Si le statut d’archives courantes n’est plus justifié, les documents prennent le statut d’archives intermédiaires ou d’archives semi-actives. On parle de documents semi-actifs pour évoquer les documents relatifs aux affaires traitées et que l’organisme producteur doit conserver pour des besoins administratifs ou juridiques. Comme la fréquence d’utilisation est moindre, les dossiers sont gardés à proximité des bureaux durant une durée déterminée. Ayant une valeur probante ou juridique, ces documents permettent d’assurer la justification des droits et obligations des personnes morales et des citoyens.

Gérer les archives intermédiaires répond à la nécessité d’assurer la conservation parfaite de l’information qu’elles contiennent. Il faut que l’identification et le repérage des documents concernés soient faciles, de même que leur consultation par les personnes autorisées. Il est important que les responsables veillent à la mise en pratique des règles légales de conservation de ces documents.

Cette gestion des archives intermédiaires génère également un coût temporel et financier et présente divers avantages. Il y en a d’ordre économique, un aspect qui prend en compte plusieurs réalités. À ce propos, on peut mettre en avant le fait qu’une bonne gestion réduit les coûts d’entreposage en optant pour un stockage dans un lieu moins coûteux. Aussi, cela favorise une réduction des coûts en équipement, avec notamment le choix d’entrepôts qui sont moins chers que le stockage dans les bureaux. En outre, une bonne gestion peut aboutir à une réduction des coûts en personnel, par exemple le fait d’avoir moins de documents dans les bureaux, et donc moins de classement à réaliser.

Les avantages d’une bonne gestion des archives intermédiaires se perçoivent également sur le plan administratif. D’ailleurs, ce point est la priorité des utilisateurs et des producteurs. Les avantages sur le plan administratif s’étendent à la sécurité matérielle et physique des documents. Cela concerne aussi la mise en place d’un référencement rapide et efficace ainsi que la consultation des informations qui doit être facile. Sur le plan patrimonial, une bonne gestion des archives intermédiaires assure la préservation de l’intégrité des fonds et la facilitation de la planification des travaux archivistiques.

Les archives historiques ou archives définitives

Après avoir passé le stade intermédiaire, les archives prennent le statut d’historique. À ce niveau, on retrouve les dossiers qui présentent un intérêt historique ou patrimonial. On parle aussi d’archives définitives, des documents qui ont vocation à être conservés sans limitation de durée. Les archives historiques ont une valeur de témoignage et ont la faculté de garantir la sauvegarde de la mémoire par la constitution du matériau de l’histoire. Cependant, ce ne sont pas tous les documents qui ont vocation à entrer dans l’âge définitif. En effet, il y en a un grand nombre qu’on peut éliminer à l’issue de l’âge intermédiaire en ayant l’accord du service des archives.

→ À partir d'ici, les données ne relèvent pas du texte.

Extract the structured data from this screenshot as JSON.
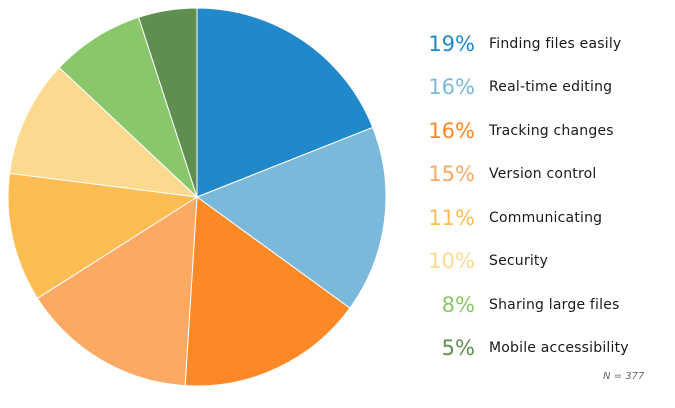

Le caractère spécifique des archives définitives est tel qu’il est indispensable de les conserver sans limitation de durée et en dehors du contexte de leur utilisation directe première. C’est d’ailleurs ce qui les différencie principalement des archives courantes et des archives intermédiaires. Après les avoir triées et classées, ces archives historiques ne sont pas susceptibles d’élimination. On peut ainsi les exploiter pour servir à des besoins de recherches ou de preuves juridiques pour les juristes ou chercheurs, et ce, bien longtemps après leur élaboration et leur classement. Très souvent, il arrive que les archives juridiques et les archives historiques soient confondues. Cela peut se comprendre, car les documents produits à des fins de comptabilité peuvent être utiles aux historiens qui auront une bonne compréhension sur le long terme de l’activité de l’entreprise et pourront prévoir son avenir économique.